Image courtesy NASA/ESA/ESO

Black Hole Blasts Superheated Early Universe

Monster galaxies' heat stunted smaller ones 11 billion years ago.

Monster galaxies with supermassive black hole hearts released fierce blasts that superheated the early universe, new Hubble observations suggest. The scorching conditions also stunted the growth of smaller dwarf galaxies, the new research shows.

Between 11.7 to 11.3 billion years ago, ultraviolet (UV) light emitted by quasars—enormous galaxies with supermassive black holes at their centers—stripped electrons of cosmic helium, according to observations made with the Cosmic Origins Spectrograph (COS) on NASA's Hubble Space Telescope. The big bang that created our universe occurred around 13.7 billion years ago.

The electron-stripping process, known as ionization, heated the helium gas from 18,000 to nearly 40,000 degrees Fahrenheit (10,000 to 22,000 degrees Celsius).

Warm gas moves faster than cool gas, and the heated helium sped free of the gravitational clutches of so-called dwarf galaxies. Helium, the second most abundant element in the universe after hydrogen, is one of the main ingredients of star formation.

"During this time, dwarf galaxies didn't get fed very well," said study leader Michael Shull of the University of Colorado at Boulder.

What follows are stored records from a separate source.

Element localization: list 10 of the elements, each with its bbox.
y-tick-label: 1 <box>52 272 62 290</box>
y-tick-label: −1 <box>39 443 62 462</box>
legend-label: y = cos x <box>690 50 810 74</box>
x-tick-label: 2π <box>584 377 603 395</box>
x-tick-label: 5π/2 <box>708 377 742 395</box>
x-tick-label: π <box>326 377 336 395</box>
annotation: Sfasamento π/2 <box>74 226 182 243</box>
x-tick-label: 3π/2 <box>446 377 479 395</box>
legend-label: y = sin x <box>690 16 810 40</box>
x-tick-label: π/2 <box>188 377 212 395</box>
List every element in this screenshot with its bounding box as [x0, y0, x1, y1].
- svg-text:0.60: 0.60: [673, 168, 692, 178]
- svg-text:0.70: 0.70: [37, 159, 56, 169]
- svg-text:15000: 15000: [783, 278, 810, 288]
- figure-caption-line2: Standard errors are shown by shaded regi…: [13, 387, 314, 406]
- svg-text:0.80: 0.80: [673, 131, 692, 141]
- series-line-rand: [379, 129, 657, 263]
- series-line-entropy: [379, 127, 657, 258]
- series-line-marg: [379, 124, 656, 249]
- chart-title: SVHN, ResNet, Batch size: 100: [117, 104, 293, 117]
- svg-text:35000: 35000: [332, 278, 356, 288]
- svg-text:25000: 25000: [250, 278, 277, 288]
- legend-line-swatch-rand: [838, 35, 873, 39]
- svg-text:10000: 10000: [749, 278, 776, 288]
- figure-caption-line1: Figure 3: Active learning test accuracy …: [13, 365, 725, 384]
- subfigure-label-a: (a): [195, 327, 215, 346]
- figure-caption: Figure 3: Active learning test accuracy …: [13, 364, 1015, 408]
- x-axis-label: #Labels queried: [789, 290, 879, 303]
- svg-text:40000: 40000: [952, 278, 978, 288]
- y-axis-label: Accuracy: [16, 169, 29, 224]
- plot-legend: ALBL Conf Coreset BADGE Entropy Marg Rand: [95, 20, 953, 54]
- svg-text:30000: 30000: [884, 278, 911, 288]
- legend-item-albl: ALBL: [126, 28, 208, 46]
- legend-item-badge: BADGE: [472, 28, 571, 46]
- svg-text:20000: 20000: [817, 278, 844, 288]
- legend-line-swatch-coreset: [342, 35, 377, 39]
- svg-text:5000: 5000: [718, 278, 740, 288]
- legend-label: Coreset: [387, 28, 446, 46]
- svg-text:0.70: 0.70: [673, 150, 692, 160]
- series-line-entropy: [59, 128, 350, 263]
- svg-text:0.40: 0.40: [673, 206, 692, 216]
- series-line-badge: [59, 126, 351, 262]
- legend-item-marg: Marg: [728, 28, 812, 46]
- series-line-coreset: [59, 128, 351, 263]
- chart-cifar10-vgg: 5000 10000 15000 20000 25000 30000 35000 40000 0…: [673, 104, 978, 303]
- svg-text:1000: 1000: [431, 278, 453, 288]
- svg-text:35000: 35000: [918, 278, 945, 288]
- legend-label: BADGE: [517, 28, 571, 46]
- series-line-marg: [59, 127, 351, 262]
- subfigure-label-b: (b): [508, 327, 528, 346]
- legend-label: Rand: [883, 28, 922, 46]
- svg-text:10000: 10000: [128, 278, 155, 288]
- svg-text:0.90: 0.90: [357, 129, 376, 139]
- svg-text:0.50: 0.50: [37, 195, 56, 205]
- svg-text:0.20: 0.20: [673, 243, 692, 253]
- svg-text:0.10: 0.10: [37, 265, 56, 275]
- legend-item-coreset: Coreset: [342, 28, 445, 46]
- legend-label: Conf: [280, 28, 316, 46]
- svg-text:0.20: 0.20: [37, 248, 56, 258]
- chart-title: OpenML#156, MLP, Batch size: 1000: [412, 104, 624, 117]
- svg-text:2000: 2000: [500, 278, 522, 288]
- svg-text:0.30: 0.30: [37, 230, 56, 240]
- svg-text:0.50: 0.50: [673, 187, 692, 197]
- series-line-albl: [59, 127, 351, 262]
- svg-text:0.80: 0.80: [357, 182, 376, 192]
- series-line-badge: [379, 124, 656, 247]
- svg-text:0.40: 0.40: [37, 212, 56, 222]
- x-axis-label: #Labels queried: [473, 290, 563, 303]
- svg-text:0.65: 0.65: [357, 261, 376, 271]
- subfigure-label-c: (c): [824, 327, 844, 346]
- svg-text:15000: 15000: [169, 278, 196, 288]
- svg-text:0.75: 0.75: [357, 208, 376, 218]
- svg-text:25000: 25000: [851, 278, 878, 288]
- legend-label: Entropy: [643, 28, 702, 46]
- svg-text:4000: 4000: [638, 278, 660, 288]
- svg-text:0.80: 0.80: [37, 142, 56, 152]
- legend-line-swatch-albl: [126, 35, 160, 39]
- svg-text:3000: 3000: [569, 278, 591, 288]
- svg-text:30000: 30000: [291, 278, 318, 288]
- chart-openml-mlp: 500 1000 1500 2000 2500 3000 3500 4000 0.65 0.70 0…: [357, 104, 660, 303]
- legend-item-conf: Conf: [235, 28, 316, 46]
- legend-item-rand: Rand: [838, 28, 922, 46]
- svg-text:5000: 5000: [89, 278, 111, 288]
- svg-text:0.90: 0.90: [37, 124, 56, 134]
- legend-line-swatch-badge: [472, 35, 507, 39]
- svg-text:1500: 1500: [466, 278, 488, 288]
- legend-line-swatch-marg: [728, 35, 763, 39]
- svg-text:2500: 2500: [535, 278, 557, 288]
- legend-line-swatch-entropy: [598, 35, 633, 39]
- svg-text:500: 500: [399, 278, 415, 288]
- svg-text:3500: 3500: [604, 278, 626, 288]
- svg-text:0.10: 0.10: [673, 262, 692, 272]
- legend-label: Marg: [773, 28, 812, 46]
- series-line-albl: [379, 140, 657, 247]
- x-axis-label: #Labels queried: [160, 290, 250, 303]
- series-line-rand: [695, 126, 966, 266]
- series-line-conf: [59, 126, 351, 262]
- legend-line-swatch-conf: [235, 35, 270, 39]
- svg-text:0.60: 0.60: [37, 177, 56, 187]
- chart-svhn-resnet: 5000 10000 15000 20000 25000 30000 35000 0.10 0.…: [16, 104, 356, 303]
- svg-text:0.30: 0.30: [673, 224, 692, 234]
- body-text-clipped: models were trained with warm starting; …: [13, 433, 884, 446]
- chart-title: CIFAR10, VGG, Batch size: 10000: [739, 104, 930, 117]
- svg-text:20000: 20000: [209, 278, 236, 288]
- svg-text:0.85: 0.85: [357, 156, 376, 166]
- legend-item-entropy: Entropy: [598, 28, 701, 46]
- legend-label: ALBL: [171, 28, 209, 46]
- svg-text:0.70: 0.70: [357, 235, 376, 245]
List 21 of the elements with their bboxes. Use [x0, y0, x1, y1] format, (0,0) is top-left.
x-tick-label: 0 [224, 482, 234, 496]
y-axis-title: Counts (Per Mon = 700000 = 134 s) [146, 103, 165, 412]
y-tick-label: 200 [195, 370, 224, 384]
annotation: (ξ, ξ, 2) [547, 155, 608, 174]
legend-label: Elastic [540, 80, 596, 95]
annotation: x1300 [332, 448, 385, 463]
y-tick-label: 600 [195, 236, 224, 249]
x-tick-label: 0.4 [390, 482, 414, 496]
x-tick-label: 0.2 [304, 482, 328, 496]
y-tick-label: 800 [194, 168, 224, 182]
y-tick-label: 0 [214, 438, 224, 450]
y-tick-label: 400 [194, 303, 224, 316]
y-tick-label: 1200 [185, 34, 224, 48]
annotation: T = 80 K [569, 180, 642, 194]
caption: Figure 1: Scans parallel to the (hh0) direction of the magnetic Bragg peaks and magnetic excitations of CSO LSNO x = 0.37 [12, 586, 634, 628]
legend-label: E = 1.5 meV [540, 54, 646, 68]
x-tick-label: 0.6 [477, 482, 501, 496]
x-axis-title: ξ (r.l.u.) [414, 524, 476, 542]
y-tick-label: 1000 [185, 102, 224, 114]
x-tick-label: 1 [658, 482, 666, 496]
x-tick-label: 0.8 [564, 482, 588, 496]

Cool Quasars Bulked Up Dwarfs

With Hubble's help, Shull and his team detected a specific wavelength of UV light emitted from distant quasars about 11 billion years ago.

Light emitted from farther away, and thus older, quasars lacked this wavelength, because the light was getting absorbed by neutral helium as well as helium with a single ion—or charged particle. Single-ion helium occurs when one electron is lost.

The helium gas became transparent to the UV light only when the helium became double ionized. By determining when this transition took place, scientists can pin down the start date of the helium-ionization era.

After about 500 million years, the ionized helium in the quasars cooled and slowed enough that dwarf galaxies could begin bulking up again. (See black hole pictures.)

"A lot of them held on to their cores, and they had to wait until this period was done before they could start bringing in gas again," Shull said.

Gas Blasts Occurred on Earth

A similar phenomenon happens to the planets of our solar system, Shull added.

Giant gas planets such as Jupiter and Saturn have enough mass to hang on to hydrogen and helium atoms heated by the sun, but lower-mass planets such as Earth have already lost all of their lighter elements.

For example, Earth's atmosphere contains only traces of helium and hydrogen, created by processes such as radioactive decay. But that gas escapes from Earth into space shortly after the gas's formation, Shull said.

The research will appear October 20 in The Astrophysical Journal.